For those of us who have never been invited to the legendary booking agent's Spanish-style Hollywood Hills home, here's the next best thing: his new memoir, Wild Thing (Simon & Schuster, $23). Readers might be tempted to rely on the index to scarf up juicy tidbits about such celebrity Copeland clients as Sting and the Allman Brothers, or former girlfriends, including Courteney Cox Arquette and Marianne Faith-full. But then they'd be missing some of the most intriguing chapters of this story, beginning with Copeland's boyhood in Beirut as the motorcycle-riding, car-stealing black-sheep son of a CIA agent dad and a British archeologist mom.

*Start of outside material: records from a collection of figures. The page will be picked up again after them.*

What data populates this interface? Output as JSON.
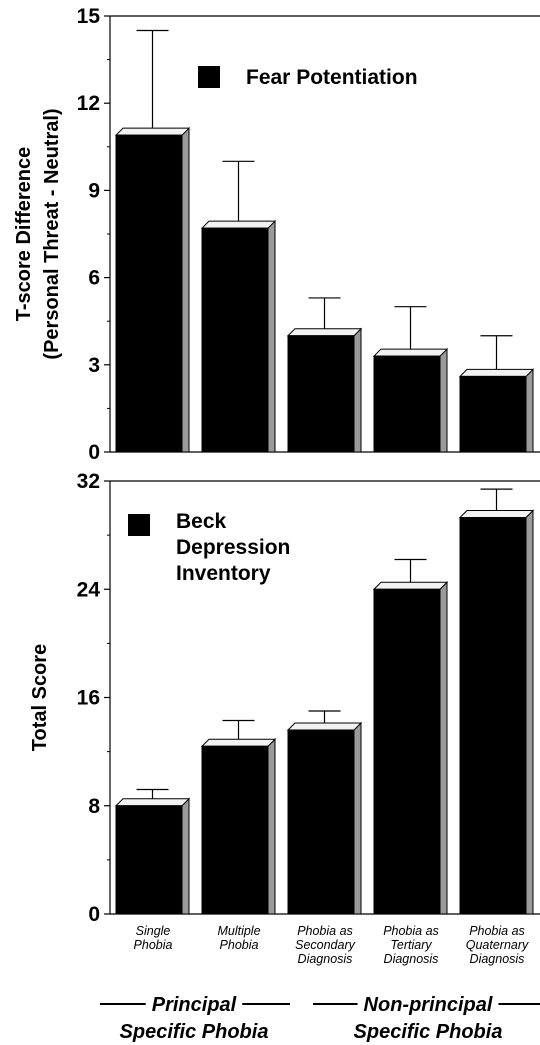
{
  "chart_data": [
    {
      "type": "bar",
      "title": "",
      "ylabel": [
        "T-score Difference",
        "(Personal Threat - Neutral)"
      ],
      "ylim": [
        0,
        15
      ],
      "yticks": [
        0,
        3,
        6,
        9,
        12,
        15
      ],
      "legend": "Fear Potentiation",
      "legend_position": "top",
      "categories": [
        "Single Phobia",
        "Multiple Phobia",
        "Phobia as Secondary Diagnosis",
        "Phobia as Tertiary Diagnosis",
        "Phobia as Quaternary Diagnosis"
      ],
      "values": [
        10.9,
        7.7,
        4.0,
        3.3,
        2.6
      ],
      "error_upper": [
        14.5,
        10.0,
        5.3,
        5.0,
        4.0
      ]
    },
    {
      "type": "bar",
      "title": "",
      "ylabel": [
        "Total Score"
      ],
      "ylim": [
        0,
        32
      ],
      "yticks": [
        0,
        8,
        16,
        24,
        32
      ],
      "legend": [
        "Beck",
        "Depression",
        "Inventory"
      ],
      "legend_position": "top-left",
      "categories": [
        "Single Phobia",
        "Multiple Phobia",
        "Phobia as Secondary Diagnosis",
        "Phobia as Tertiary Diagnosis",
        "Phobia as Quaternary Diagnosis"
      ],
      "values": [
        8.0,
        12.4,
        13.6,
        24.0,
        29.3
      ],
      "error_upper": [
        9.2,
        14.3,
        15.0,
        26.2,
        31.4
      ]
    }
  ],
  "x_category_labels": [
    [
      "Single",
      "Phobia"
    ],
    [
      "Multiple",
      "Phobia"
    ],
    [
      "Phobia as",
      "Secondary",
      "Diagnosis"
    ],
    [
      "Phobia as",
      "Tertiary",
      "Diagnosis"
    ],
    [
      "Phobia as",
      "Quaternary",
      "Diagnosis"
    ]
  ],
  "groups": [
    {
      "line1": "Principal",
      "line2": "Specific Phobia"
    },
    {
      "line1": "Non-principal",
      "line2": "Specific Phobia"
    }
  ]
}
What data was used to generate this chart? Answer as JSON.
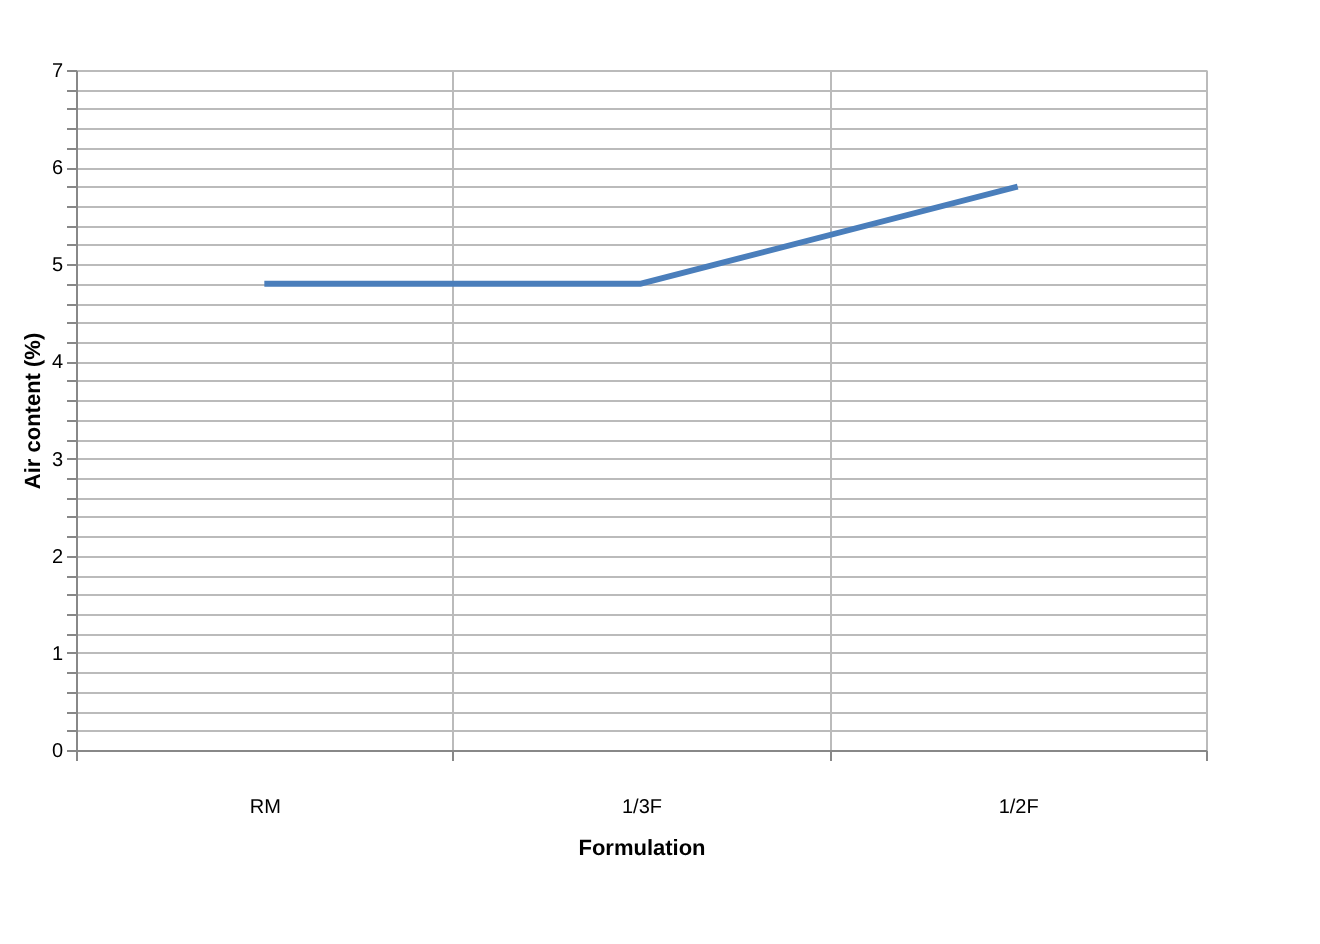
{
  "chart_data": {
    "type": "line",
    "xlabel": "Formulation",
    "ylabel": "Air content  (%)",
    "categories": [
      "RM",
      "1/3F",
      "1/2F"
    ],
    "series": [
      {
        "color": "#4a7ebb",
        "values": [
          4.8,
          4.8,
          5.8
        ]
      }
    ],
    "ylim": [
      0,
      7
    ],
    "yticks": [
      0,
      {
        "value": 0.2,
        "label": null
      },
      {
        "value": 0.4,
        "label": null
      },
      {
        "value": 0.6,
        "label": null
      },
      {
        "value": 0.8,
        "label": null
      },
      1,
      {
        "value": 1.2,
        "label": null
      },
      {
        "value": 1.4,
        "label": null
      },
      {
        "value": 1.6,
        "label": null
      },
      {
        "value": 1.8,
        "label": null
      },
      2,
      {
        "value": 2.2,
        "label": null
      },
      {
        "value": 2.4,
        "label": null
      },
      {
        "value": 2.6,
        "label": null
      },
      {
        "value": 2.8,
        "label": null
      },
      3,
      {
        "value": 3.2,
        "label": null
      },
      {
        "value": 3.4,
        "label": null
      },
      {
        "value": 3.6,
        "label": null
      },
      {
        "value": 3.8,
        "label": null
      },
      4,
      {
        "value": 4.2,
        "label": null
      },
      {
        "value": 4.4,
        "label": null
      },
      {
        "value": 4.6,
        "label": null
      },
      {
        "value": 4.8,
        "label": null
      },
      5,
      {
        "value": 5.2,
        "label": null
      },
      {
        "value": 5.4,
        "label": null
      },
      {
        "value": 5.6,
        "label": null
      },
      {
        "value": 5.8,
        "label": null
      },
      6,
      {
        "value": 6.2,
        "label": null
      },
      {
        "value": 6.4,
        "label": null
      },
      {
        "value": 6.6,
        "label": null
      },
      {
        "value": 6.8,
        "label": null
      },
      7
    ],
    "grid": true,
    "legend": false
  }
}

Sixteen years after forming his maverick Frontier Booking International ("If you say the FBI's on the phone, people are going to take that call," he observes), Copeland, 46, who helped build early-career buzz for R.E.M., Squeeze and Nine Inch Nails, remains as enthusiastic as ever. Despite all the club-hopping and travel, the divorced father of two finds time to tend his hillside garden and host jams with friends—although "it may not make me popular with the neighbors."
Come Christmas, the neighbors can anticipate a reprieve: Copeland and his cat Yassir will be moving to New York City. "I like bumping into people, bumping into opportunities," he says. "In Hollywood you see people, but you don't have any contact with them because they're in passing cars. In New York everyone's in your face. I kinda like that."